Die USCM stellt fest, dass „die Bürgermeisterkonferenz der Vereinigten Staaten seit sechzehn aufeinanderfolgenden Jahren einstimmig Resolutionen von Mayors for Peace angenommen hat“ und „alle ihre Mitglieder auffordert, sich Mayors for Peace anzuschließen, um das Ziel von 10.000 Mitgliedsstädten zu erreichen“.

Die USCM-Resolution 2021 wurde von Frank Cownie, Vizepräsident von Mayors for Peace U.S., Bürgermeister von Des Moines, Iowa, unterstützt und von Nan Whaley, Bürgermeisterin von Dayton, Ohio und derzeitige Präsidentin der USCM, Steve Benjamin, Bürgermeister von Columbia, South Carolina und ehemaliger Präsident der USCM, Patrick L. Wojahn, Bürgermeister von College Park, Maryland; Roy D. Buol, Bürgermeister von Dubuque, Iowa; J. Christian Bollwage, Bürgermeister von Elizabeth, New Jersey; Jon Mitchell, Bürgermeister von New Bedford, Massachusetts; und William Peduto, Bürgermeister von Pittsburgh, Pennsylvania.

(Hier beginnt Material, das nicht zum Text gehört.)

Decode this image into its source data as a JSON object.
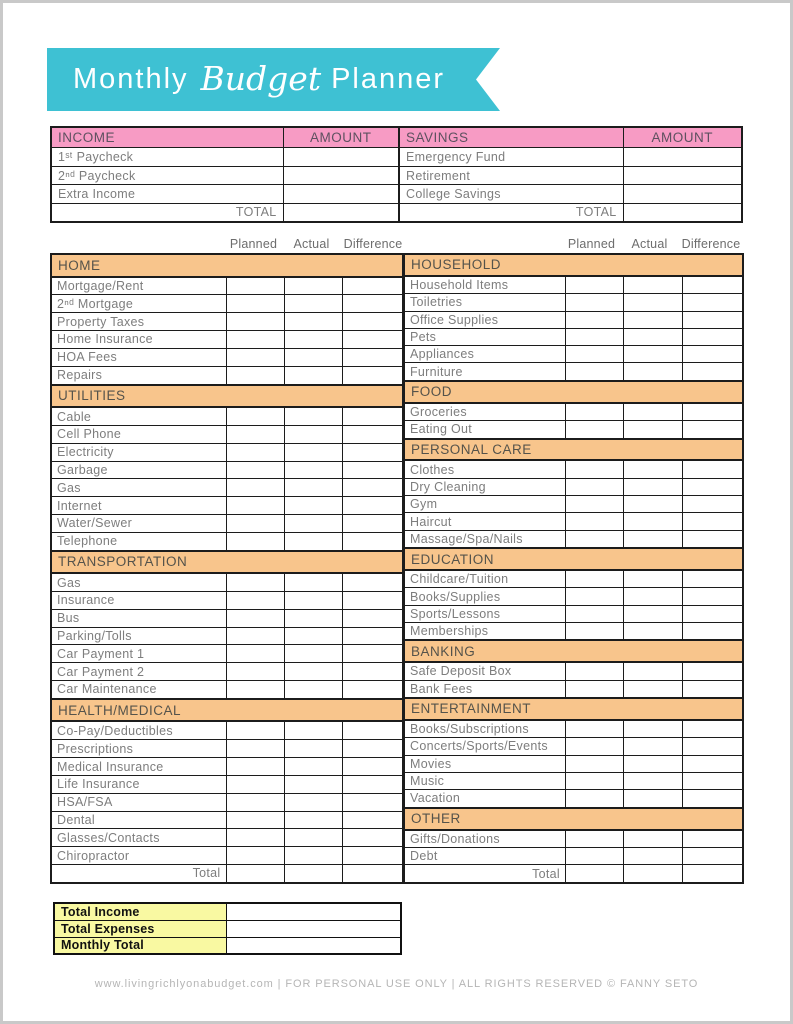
{
  "title": {
    "monthly": "Monthly",
    "budget": "Budget",
    "planner": "Planner"
  },
  "colors": {
    "banner_teal": "#3ec1d3",
    "header_pink": "#f79bc4",
    "section_orange": "#f8c58c",
    "summary_yellow": "#f9f9a2"
  },
  "income_savings": {
    "headers": [
      "INCOME",
      "AMOUNT",
      "SAVINGS",
      "AMOUNT"
    ],
    "income_rows": [
      "1ˢᵗ Paycheck",
      "2ⁿᵈ Paycheck",
      "Extra Income"
    ],
    "savings_rows": [
      "Emergency Fund",
      "Retirement",
      "College Savings"
    ],
    "total_label": "TOTAL"
  },
  "value_columns": {
    "planned": "Planned",
    "actual": "Actual",
    "difference": "Difference"
  },
  "expenses": {
    "left": {
      "total_label": "Total",
      "sections": [
        {
          "header": "HOME",
          "items": [
            "Mortgage/Rent",
            "2ⁿᵈ Mortgage",
            "Property Taxes",
            "Home Insurance",
            "HOA Fees",
            "Repairs"
          ]
        },
        {
          "header": "UTILITIES",
          "items": [
            "Cable",
            "Cell Phone",
            "Electricity",
            "Garbage",
            "Gas",
            "Internet",
            "Water/Sewer",
            "Telephone"
          ]
        },
        {
          "header": "TRANSPORTATION",
          "items": [
            "Gas",
            "Insurance",
            "Bus",
            "Parking/Tolls",
            "Car Payment 1",
            "Car Payment 2",
            "Car Maintenance"
          ]
        },
        {
          "header": "HEALTH/MEDICAL",
          "items": [
            "Co-Pay/Deductibles",
            "Prescriptions",
            "Medical Insurance",
            "Life Insurance",
            "HSA/FSA",
            "Dental",
            "Glasses/Contacts",
            "Chiropractor"
          ]
        }
      ]
    },
    "right": {
      "total_label": "Total",
      "sections": [
        {
          "header": "HOUSEHOLD",
          "items": [
            "Household Items",
            "Toiletries",
            "Office Supplies",
            "Pets",
            "Appliances",
            "Furniture"
          ]
        },
        {
          "header": "FOOD",
          "items": [
            "Groceries",
            "Eating Out"
          ]
        },
        {
          "header": "PERSONAL CARE",
          "items": [
            "Clothes",
            "Dry Cleaning",
            "Gym",
            "Haircut",
            "Massage/Spa/Nails"
          ]
        },
        {
          "header": "EDUCATION",
          "items": [
            "Childcare/Tuition",
            "Books/Supplies",
            "Sports/Lessons",
            "Memberships"
          ]
        },
        {
          "header": "BANKING",
          "items": [
            "Safe Deposit Box",
            "Bank Fees"
          ]
        },
        {
          "header": "ENTERTAINMENT",
          "items": [
            "Books/Subscriptions",
            "Concerts/Sports/Events",
            "Movies",
            "Music",
            "Vacation"
          ]
        },
        {
          "header": "OTHER",
          "items": [
            "Gifts/Donations",
            "Debt"
          ]
        }
      ]
    }
  },
  "summary": {
    "rows": [
      "Total Income",
      "Total Expenses",
      "Monthly Total"
    ]
  },
  "footer": {
    "text": "www.livingrichlyonabudget.com | FOR PERSONAL USE ONLY | ALL RIGHTS RESERVED © FANNY SETO"
  }
}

Die United States Conference of Mayors ist die offizielle überparteiliche Vereinigung von mehr als 1.400 amerikanischen Städten mit mehr als 30.000 Einwohnern. Die auf den jährlichen Versammlungen verabschiedeten Resolutionen werden zur offiziellen Politik der USCM.

Klicken Sie hier, um die vollständige Resolution in Englisch zu lesen.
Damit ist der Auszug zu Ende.